Legislative Council of Newfoundland
- In office 1927–1934

Personal details
- Born: 12 February 1873 Waterloo, England
- Died: 6 September 1961 (aged 88) St. John's, Newfoundland, Canada
- Party: Unionist Party (Canada)
- Spouse(s): Alice Mary Warren Emilie Jackson
- Children: Jennifer
- Alma mater: Merchant Taylors' School, Crosby, England
- Profession: Businessman

= Robert Brown Job =

Robert Brown Job Knt. (12 February 1873 – 6 September 1961) was an English-born businessman, politician, and economic unionist in Newfoundland. He was the oldest elected member of the Newfoundland National Convention.

==Early life and education==
Job was born in Waterloo, England in 1873, the youngest son of Agnes (Brown) and Thomas Raffles Job (1837–1917). T.R. Job was the son of Thomas Bulley Job and Jessie Carson, the daughter of Sir William Carson. Job's mother was Agnes Beater Brown.

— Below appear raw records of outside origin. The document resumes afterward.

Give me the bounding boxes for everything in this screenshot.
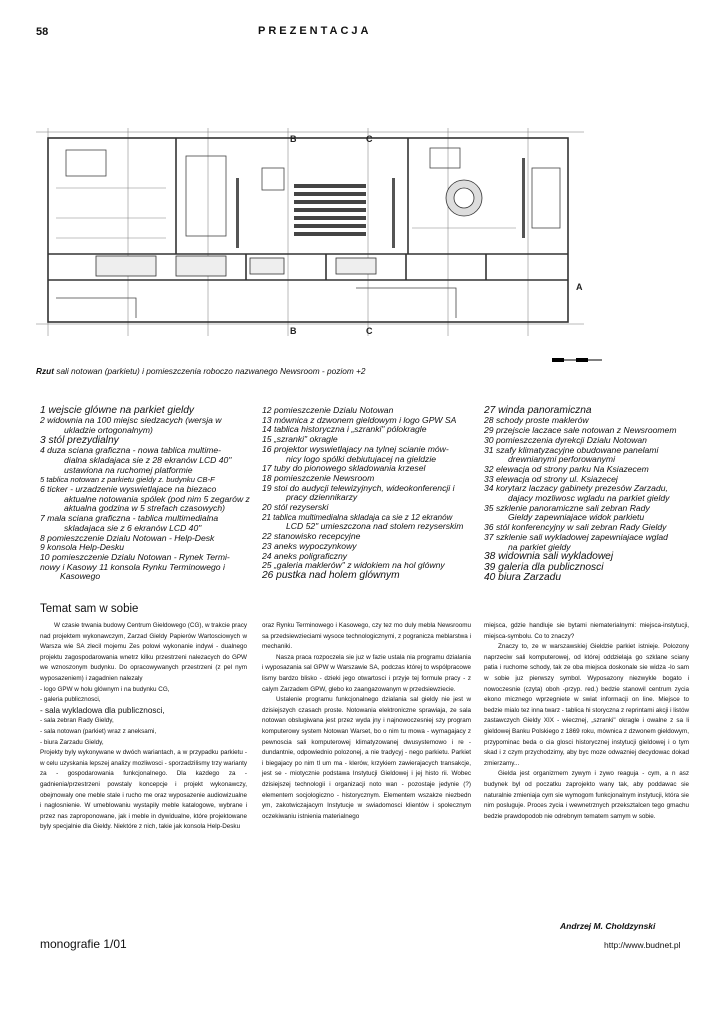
legend-item: 22 stanowisko recepcyjne (262, 531, 361, 542)
legend-item: 13 mównica z dzwonem gieldowym i logo GPW SA (262, 414, 457, 425)
legend-item: 8 pomieszczenie Dzialu Notowan - Help-Desk (40, 532, 215, 543)
legend-item: 18 pomieszczenie Newsroom (262, 472, 375, 483)
legend-item: 14 tablica historyczna i „szranki" pólokragle (262, 424, 427, 435)
legend-item: drewnianymi perforowanymi (508, 454, 615, 465)
legend-item: pracy dziennikarzy (286, 492, 358, 503)
legend-item: 15 „szranki" okragle (262, 434, 338, 445)
legend-item: 1 wejscie glówne na parkiet gieldy (40, 405, 195, 416)
list-item: - galeria publicznosci, (40, 696, 101, 704)
article-column-2 (262, 621, 471, 822)
legend-item: 4 duza sciana graficzna - nowa tablica multime- (40, 445, 222, 456)
legend-item: na parkiet gieldy (508, 541, 571, 552)
paragraph: Nasza praca rozpoczela sie juz w fazie ustala nia programu dzialania i wyposazania sal GPW w Warszawie SA, podczas której to wspólpracowe lismy bardzo blisko - dzieki jego otwartosci i przyje tej formule pracy - z calym Zarzadem GPW, glebo ko zaangazowanym w przedsiewziecie. (262, 653, 471, 693)
legend-column-2 (262, 406, 482, 581)
legend-item: 32 elewacja od strony parku Na Ksiazecem (484, 463, 649, 474)
legend-item: 25 „galeria maklerów" z widokiem na hol glówny (262, 560, 445, 571)
page-number: 58 (36, 26, 49, 38)
legend-item: 40 biura Zarzadu (484, 572, 562, 584)
legend-item: 9 konsola Help-Desku (40, 542, 125, 553)
floor-plan-drawing (36, 128, 584, 336)
legend-item: 31 szafy klimatyzacyjne obudowane panelami (484, 444, 659, 455)
legend-item: LCD 52" umieszczona nad stolem rezyserskim (286, 521, 464, 532)
paragraph: miejsca, gdzie handluje sie bytami niematerialnymi: miejsca-instytucji, miejsca-symbolu. Co to znaczy? (484, 622, 689, 640)
paragraph: Znaczy to, ze w warszawskiej Gieldzie parkiet istnieje. Polozony naprzeciw sali komputerowej, od której oddzielaja go szklane sciany patia i ruchome schody, tak ze oba miejsca doskonale sie widza -lo sam w sobie juz pierwszy symbol. Wyposazony niezwykle bogato i nowoczesnie (czyta) oboh -przyp. red.) bedzie stanowil centrum zycia ekono micznego wprzegniete w swiat informacji on line. Miejsce to bedzie mialo tez inna twarz - tablica hi storyczna z reprintami akcji i listów zastawczych Gieldy XIX - wiecznej, „szranki" okragle i owalne z sa li gieldowej Banku Polskiego z 1869 roku, mównica z dzwonem gieldowym, przypominac beda o cia glosci historycznej instytucji gieldowej i o tym skad i z czym przychodzimy, aby byc moze odwazniej decydowac dokad zmierzamy... (484, 643, 689, 767)
legend-item: 38 widownia sali wykladowej (484, 551, 614, 563)
legend-item: 37 szklenie sali wykladowej zapewniajace wglad (484, 531, 668, 542)
legend-item: Gieldy zapewniajace widok parkietu (508, 512, 645, 523)
paragraph: oraz Rynku Terminowego i Kasowego, czy tez mo duly mebla Newsroomu sa przedsiewzieciami wysoce technologicznymi, z pogranicza meblarstwa i mechaniki. (262, 622, 471, 651)
legend-column-1 (40, 406, 255, 582)
paragraph: W czasie trwania budowy Centrum Gieldowego (CG), w trakcie pracy nad projektem wykonawczym, Zarzad Gieldy Papierów Wartosciowych w Warsza wie SA zlecil mojemu Zes polowi wykonanie indywi - dualnego projektu zagospodarowania wnetrz kilku przestrzeni nalezacych do GPW we wznoszonym budynku. Do opracowywanych przestrzeni (z pel nym wyposazeniem) i zagadnien nalezaly (40, 622, 247, 682)
caption-bold: Rzut (36, 366, 54, 376)
legend-item: 28 schody proste maklerów (484, 415, 589, 426)
plan-axis-label: C (366, 134, 373, 144)
legend-item: 6 ticker - urzadzenie wyswietlajace na biezaco (40, 484, 217, 495)
list-item: - sala notowan (parkiet) wraz z aneksami, (40, 727, 157, 735)
legend-item: 19 stoi do audycji telewizyjnych, wideokonferencji i (262, 482, 455, 493)
legend-column-3 (484, 406, 699, 583)
legend-item: nowy i Kasowy 11 konsola Rynku Terminowego i (40, 561, 225, 572)
list-item: - sala wykladowa dla publicznosci, (40, 705, 165, 715)
legend-item: aktualna godzina w 5 strefach czasowych) (64, 503, 225, 514)
plan-axis-label: C (366, 326, 373, 336)
legend-item: 21 tablica multimedialna skladaja ca sie z 12 ekranów (262, 512, 453, 522)
list-item: - sala zebran Rady Gieldy, (40, 717, 114, 725)
legend-item: skladajaca sie z 6 ekranów LCD 40" (64, 522, 202, 533)
legend-item: nicy logo spólki debiutujacej na gieldzie (286, 453, 437, 464)
legend-item: 20 stól rezyserski (262, 502, 329, 513)
figure-caption (36, 366, 596, 376)
article-column-1 (40, 621, 247, 833)
legend-item: 29 przejscie laczace sale notowan z Newsroomem (484, 425, 677, 436)
legend-item: 35 szklenie panoramiczne sali zebran Rady (484, 502, 650, 513)
legend-item: 30 pomieszczenia dyrekcji Dzialu Notowan (484, 434, 647, 445)
legend-item: 2 widownia na 100 miejsc siedzacych (wersja w (40, 415, 222, 426)
legend-item: dajacy mozliwosc wgladu na parkiet gieldy (508, 493, 670, 504)
legend-item: 26 pustka nad holem glównym (262, 569, 400, 581)
legend-item: dialna skladajaca sie z 28 ekranów LCD 40" (64, 454, 232, 465)
footer-title: monografie 1/01 (40, 937, 127, 951)
legend-item: 39 galeria dla publicznosci (484, 561, 604, 573)
paragraph: Projekty byly wykonywane w dwóch wariantach, a w przypadku parkietu - w celu uzyskania lepszej analizy mozliwosci - sporzadzilismy trzy warianty za - gospodarowania funkcjonalnego. Dla kazdego za - gadnienia/przestrzeni powstaly koncepcje i projekt wykonawczy, obejmowaly one meble stale i rucho me oraz wyposazenie audiowizualne i naglosnienie. W umeblowaniu wystapily meble katalogowe, wybrane i przez nas zaproponowane, jak i meble in dywidualne, które projektowane byly specjalnie dla Gieldy. Niektóre z nich, takie jak konsola Help-Desku (40, 749, 247, 831)
legend-item: 24 aneks poligraficzny (262, 550, 348, 561)
legend-item: aktualne notowania spólek (pod nim 5 zegarów z (64, 493, 250, 504)
legend-item: Kasowego (60, 571, 101, 582)
footer-url: http://www.budnet.pl (604, 940, 681, 950)
plan-axis-label: A (576, 282, 583, 292)
paragraph: Ustalenie programu funkcjonalnego dzialania sal gieldy nie jest w dzisiejszych czasach proste. Notowania elektroniczne sprawiaja, ze sala notowan obslugiwana jest przez wyda jny i najnowoczesniej szy program komputerowy system Notowan Warset, bo o nim tu mowa - wymagajacy z pewnoscia sali komputerowej klimatyzowanej dwusystemowo i re - dundantnie, odpowiednio polozonej, a nie tradycyj - nego parkietu. Parkiet i biegajacy po nim tl um ma - klerów, krzykiem zawierajacych transakcje, jest se - miotycznie podstawa Instytucji Gieldowej i jej histo rii. Wobec dzisiejszej technologii i organizacji noto wan - pozostaje jedynie (?) elementem socjologiczno - historycznym. Elementem wszakze niezbedn ym, zakotwiczajacym Instytucje w swiadomosci klientów i spolecznym oczekiwaniu istnienia materialnego (262, 696, 471, 820)
legend-item: 34 korytarz laczacy gabinety prezesów Zarzadu, (484, 483, 668, 494)
legend-item: 10 pomieszczenie Dzialu Notowan - Rynek Termi- (40, 551, 230, 562)
legend-item: 5 tablica notowan z parkietu gieldy z. budynku CB-F (40, 475, 215, 485)
list-item: - logo GPW w holu glównym i na budynku CG, (40, 685, 170, 693)
caption-text: sali notowan (parkietu) i pomieszczenia roboczo nazwanego Newsroom - poziom +2 (53, 366, 366, 376)
list-item: - biura Zarzadu Gieldy, (40, 738, 104, 746)
legend-item: 17 tuby do pionowego skladowania krzesel (262, 463, 426, 474)
author-signature: Andrzej M. Choldzynski (560, 921, 656, 931)
legend-item: 12 pomieszczenie Dzialu Notowan (262, 405, 394, 415)
legend-item: 33 elewacja od strony ul. Ksiazecej (484, 473, 618, 484)
legend-item: 36 stól konferencyjny w sali zebran Rady Gieldy (484, 522, 667, 533)
section-title: PREZENTACJA (258, 25, 372, 37)
legend-item: 16 projektor wyswietlajacy na tylnej scianie mów- (262, 443, 449, 454)
legend-item: 3 stól prezydialny (40, 434, 119, 446)
legend-item: 23 aneks wypoczynkowy (262, 540, 357, 551)
article-column-3 (484, 621, 689, 822)
article-heading: Temat sam w sobie (40, 603, 139, 615)
legend-item: 27 winda panoramiczna (484, 405, 592, 416)
plan-axis-label: B (290, 134, 297, 144)
plan-axis-label: B (290, 326, 297, 336)
legend-item: ustawiona na ruchomej platformie (64, 464, 193, 475)
legend-item: ukladzie ortogonalnym) (64, 425, 153, 436)
legend-item: 7 mala sciana graficzna - tablica multimedialna (40, 513, 219, 524)
paragraph: Gielda jest organizmem zywym i zywo reaguja - cym, a n asz budynek byl od poczatku zaprojekto wany tak, aby poddawac sie naturalnie zmieniaja cym sie wymogom funkcjonalnym instytucji, która sie nim posluguje. Proces zycia i wewnetrznych przeksztalcen tego gmachu bedzie prawdopodob nie odrebnym tematem samym w sobie. (484, 770, 689, 820)
scale-bar (552, 356, 602, 364)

Job had several siblings, including three older brothers, William Carson Job (1864–1943), Samuel Ernest Job (1865–1937), and Thomas Bulley Job (born 1872). His three sisters were, Fannie Isabel, Martha, and Mildred.

Job received his education at the Merchant Taylors' School, Crosby. Afterwards, Job went to work in Liverpool for the Union Marine Insurance Company. Illness forced him to leave England in 1896, so he decided to travel to Newfoundland, his parents' homeland.

==Career==
Job went to work in St. John's at the family's maritime mercantile business. He settled permanently in Newfoundland in 1897 and two years later, he became a full partner in the family's St. John's business, Job Brothers & Co. and that in Liverpool, Job Brothers. In 1909, Job, his brother William Carson Job, Thomas Raffles Job, and Samuel Ernest Job incorporated Job Brothers & Co., Limited. Job's early years with the company were spent assisting his older brother, W.C. Job, with the responsibilities of management. Upon W.C. Job's retirement in 1916, Job became managing director, and three years later its president, serving in that capacity for over 30 years, before retiring from management and becoming chairman of the board.

Job also had a political career. Walter Stanley Monroe appointed Job in 1927 as a member of the Legislative Council of Newfoundland and he served there until the council's 1934 dissolution. In 1945, he became the oldest elected member of the Newfoundland National Convention.

In gratitude for his 18 years of services as Belgian consul in Newfoundland, Job was made a Chevalier of the Order of the Crown of Belgium.

==Personal life==
In 1902, Job married Alice Mary Warren (died 1930), a sister of William Robertson Warren who served as the Dominion of Newfoundland's Prime Minister from July 1923 to April 1924. Two years after Alice's death, he married secondly Emilie Jackson Warren (died 1934), William Warren's widow, and they had one daughter, Jennifer. He died at the St. Patrick's Mercy Home in St. John's in 1961.

==Selected works==
- (1947), The Idea of a Partly Internationalized Newfoundland
- (1954). John Job's family: A story of his ancestors and successors and their business connections with Newfoundland and Liverpool 1730-1953. St. John's, Nfld: Telegram Print. Co.